I came across the following problem when I read the book, "Understanding Machine Learning: from theory to algorithms". You can click the link to download the book.
The statement is on Page 399. When you arrive at Page 399, you can search the keywords "Chernoff’s inequality implies". Then you can find the whole inequality. Here is the snapshot of the statement:

Let $X_1, ..., X_m$ be independent Bernoulli random variables, whose sum is $Z$, each having probability $p \in (0,1)$ of being equal to $1$.
Please prove that
$$P[Z\le \frac{pm}{2}]\le e^{-\frac{2}{mp} (mp-\frac{mp}{2})^2}$$
I have read some reference materials in Wikipedia, Chernoff's bound, but I did not find any theorem or inequality to get the solution straightforward. Hope you can help me!
There is apparently a mistake in your book. One example where the bound $\Pr[Z\le mp/2]\le\exp(-mp/2)$ is wrong, is $p=1/8$, $m=16$. Then the bound says $\Pr[Z\le mp/2]\le\exp(-1)\approx 0.37$, while in actual fact $\Pr[Z\le mp/2] = \Pr[Z\le 1] = (1-p)^{16}+16(1-p)^{15}p \approx 0.39$.
The real best bound you should use from Chernoff (or Hoeffding) is \begin{align} \Pr( Z \leq \varepsilon m)\leq\exp\left(-\frac{(\epsilon-p)^2 m}{2p}\right). \end{align} In our case, setting $\varepsilon=p/2$, we get $\Pr( Z \leq pm/2)\leq\exp(-mp/8)$.
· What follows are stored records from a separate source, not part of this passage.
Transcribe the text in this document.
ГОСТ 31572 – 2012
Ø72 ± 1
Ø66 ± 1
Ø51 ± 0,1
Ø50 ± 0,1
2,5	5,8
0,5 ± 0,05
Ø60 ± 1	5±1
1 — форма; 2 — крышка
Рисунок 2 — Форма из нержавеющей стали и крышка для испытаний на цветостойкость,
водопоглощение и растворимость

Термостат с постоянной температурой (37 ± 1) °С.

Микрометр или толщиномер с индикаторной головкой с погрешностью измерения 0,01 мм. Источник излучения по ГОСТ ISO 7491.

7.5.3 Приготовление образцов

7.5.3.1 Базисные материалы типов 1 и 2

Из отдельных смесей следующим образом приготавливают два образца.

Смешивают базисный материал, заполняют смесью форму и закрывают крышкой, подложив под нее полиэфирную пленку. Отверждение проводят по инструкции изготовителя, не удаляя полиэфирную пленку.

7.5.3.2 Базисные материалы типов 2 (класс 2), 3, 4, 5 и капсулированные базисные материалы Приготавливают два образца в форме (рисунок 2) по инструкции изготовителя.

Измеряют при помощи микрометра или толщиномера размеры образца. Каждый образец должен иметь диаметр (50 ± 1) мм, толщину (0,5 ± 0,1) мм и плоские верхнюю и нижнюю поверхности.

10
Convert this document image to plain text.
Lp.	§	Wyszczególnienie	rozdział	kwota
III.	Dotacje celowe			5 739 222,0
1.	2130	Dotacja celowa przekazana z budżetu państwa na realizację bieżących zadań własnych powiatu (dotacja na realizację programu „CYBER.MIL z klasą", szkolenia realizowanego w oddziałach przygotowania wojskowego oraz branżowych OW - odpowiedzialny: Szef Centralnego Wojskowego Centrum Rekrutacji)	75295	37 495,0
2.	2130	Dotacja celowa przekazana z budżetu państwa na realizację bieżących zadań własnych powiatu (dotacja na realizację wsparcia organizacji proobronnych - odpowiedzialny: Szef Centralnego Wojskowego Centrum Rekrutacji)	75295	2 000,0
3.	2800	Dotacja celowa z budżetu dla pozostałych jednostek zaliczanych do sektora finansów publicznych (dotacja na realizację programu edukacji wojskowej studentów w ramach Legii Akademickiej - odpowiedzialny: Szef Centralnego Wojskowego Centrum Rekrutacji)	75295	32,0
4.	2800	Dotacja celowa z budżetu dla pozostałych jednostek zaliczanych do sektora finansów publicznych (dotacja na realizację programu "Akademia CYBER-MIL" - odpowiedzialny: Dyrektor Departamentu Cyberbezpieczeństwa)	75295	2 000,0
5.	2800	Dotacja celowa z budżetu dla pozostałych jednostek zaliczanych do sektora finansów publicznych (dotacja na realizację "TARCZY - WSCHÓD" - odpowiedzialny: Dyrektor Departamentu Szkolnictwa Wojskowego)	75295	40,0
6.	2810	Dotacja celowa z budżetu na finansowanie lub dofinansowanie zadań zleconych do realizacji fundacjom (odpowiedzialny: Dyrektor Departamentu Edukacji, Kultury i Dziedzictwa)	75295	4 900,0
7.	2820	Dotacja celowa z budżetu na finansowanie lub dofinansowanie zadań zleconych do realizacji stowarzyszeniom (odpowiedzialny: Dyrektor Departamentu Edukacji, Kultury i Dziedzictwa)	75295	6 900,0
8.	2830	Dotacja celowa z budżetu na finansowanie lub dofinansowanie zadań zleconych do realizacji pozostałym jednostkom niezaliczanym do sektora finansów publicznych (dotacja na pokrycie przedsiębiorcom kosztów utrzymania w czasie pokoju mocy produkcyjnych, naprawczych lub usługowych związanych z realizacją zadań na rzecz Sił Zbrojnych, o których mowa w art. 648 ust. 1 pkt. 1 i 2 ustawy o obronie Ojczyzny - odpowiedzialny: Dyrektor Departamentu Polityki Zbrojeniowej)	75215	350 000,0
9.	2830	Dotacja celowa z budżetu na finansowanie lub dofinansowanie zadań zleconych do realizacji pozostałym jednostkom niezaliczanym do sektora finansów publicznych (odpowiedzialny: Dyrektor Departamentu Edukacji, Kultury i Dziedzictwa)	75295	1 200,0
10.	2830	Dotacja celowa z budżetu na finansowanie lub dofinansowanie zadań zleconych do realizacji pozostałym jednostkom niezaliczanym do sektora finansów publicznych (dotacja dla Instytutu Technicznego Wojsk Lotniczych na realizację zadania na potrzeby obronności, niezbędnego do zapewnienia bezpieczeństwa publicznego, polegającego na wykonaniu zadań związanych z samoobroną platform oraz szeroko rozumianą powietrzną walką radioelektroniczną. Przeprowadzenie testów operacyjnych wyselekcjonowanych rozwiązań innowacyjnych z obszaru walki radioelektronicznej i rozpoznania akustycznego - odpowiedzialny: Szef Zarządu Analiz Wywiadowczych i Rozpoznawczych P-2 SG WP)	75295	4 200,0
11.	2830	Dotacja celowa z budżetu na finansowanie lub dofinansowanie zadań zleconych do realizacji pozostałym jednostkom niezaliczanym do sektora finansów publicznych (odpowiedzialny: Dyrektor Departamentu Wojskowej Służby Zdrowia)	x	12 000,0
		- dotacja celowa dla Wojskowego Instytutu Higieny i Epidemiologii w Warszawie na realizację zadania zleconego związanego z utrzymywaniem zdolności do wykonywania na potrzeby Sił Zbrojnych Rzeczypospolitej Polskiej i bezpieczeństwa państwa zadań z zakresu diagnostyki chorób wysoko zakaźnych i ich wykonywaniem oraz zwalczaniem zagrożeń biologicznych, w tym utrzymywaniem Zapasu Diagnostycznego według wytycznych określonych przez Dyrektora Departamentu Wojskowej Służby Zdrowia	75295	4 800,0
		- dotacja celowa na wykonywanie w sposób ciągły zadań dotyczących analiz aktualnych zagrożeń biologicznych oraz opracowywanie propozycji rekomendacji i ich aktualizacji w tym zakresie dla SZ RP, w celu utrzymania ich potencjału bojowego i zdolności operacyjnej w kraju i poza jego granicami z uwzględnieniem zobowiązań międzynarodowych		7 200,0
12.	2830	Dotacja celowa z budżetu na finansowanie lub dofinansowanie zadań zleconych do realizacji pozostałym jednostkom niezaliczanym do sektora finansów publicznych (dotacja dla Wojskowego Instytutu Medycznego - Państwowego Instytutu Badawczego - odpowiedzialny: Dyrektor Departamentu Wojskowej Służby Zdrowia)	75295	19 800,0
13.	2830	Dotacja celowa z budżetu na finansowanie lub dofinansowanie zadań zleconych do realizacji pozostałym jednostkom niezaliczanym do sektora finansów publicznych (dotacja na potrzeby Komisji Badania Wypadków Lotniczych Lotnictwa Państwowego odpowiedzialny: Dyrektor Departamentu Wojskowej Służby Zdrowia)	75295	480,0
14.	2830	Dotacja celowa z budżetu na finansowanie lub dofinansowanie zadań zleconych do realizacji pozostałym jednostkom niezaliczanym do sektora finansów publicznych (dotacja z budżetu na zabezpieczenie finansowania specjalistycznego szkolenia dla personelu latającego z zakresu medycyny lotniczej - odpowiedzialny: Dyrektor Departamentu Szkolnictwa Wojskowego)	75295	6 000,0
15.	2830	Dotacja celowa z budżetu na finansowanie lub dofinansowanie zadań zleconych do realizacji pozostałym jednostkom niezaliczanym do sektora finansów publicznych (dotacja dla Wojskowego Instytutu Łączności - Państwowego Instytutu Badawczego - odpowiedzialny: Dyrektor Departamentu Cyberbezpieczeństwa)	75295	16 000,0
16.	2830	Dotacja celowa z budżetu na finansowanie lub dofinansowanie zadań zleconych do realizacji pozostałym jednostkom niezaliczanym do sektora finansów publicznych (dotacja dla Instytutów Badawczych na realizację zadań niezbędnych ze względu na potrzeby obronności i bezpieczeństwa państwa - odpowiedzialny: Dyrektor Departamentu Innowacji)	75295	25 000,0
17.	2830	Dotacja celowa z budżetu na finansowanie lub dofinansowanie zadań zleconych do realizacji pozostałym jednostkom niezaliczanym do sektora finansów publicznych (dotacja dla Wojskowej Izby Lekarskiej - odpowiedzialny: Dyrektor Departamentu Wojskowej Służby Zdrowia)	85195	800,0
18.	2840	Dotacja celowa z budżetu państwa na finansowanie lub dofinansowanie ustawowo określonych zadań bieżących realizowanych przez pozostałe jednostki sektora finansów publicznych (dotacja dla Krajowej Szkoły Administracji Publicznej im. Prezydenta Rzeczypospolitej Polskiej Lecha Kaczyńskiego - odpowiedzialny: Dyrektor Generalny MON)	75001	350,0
This bound is completely fine for the application in the book, since on the previous page, $m$ is defined to be $\ge\frac{8}{\epsilon}(2d\dots)$, and this factor of 8 is simply ignored in the proof. Thus everything works out well, and maybe the $/8$ version was even what was originally intended, since otherwise it's a bit weird to have that factor of 8 flying around in the theorem.
Sorry you ran into a bad proof. Computer scientists are often fairly sloppy with their constants when they use Chernoff bounds.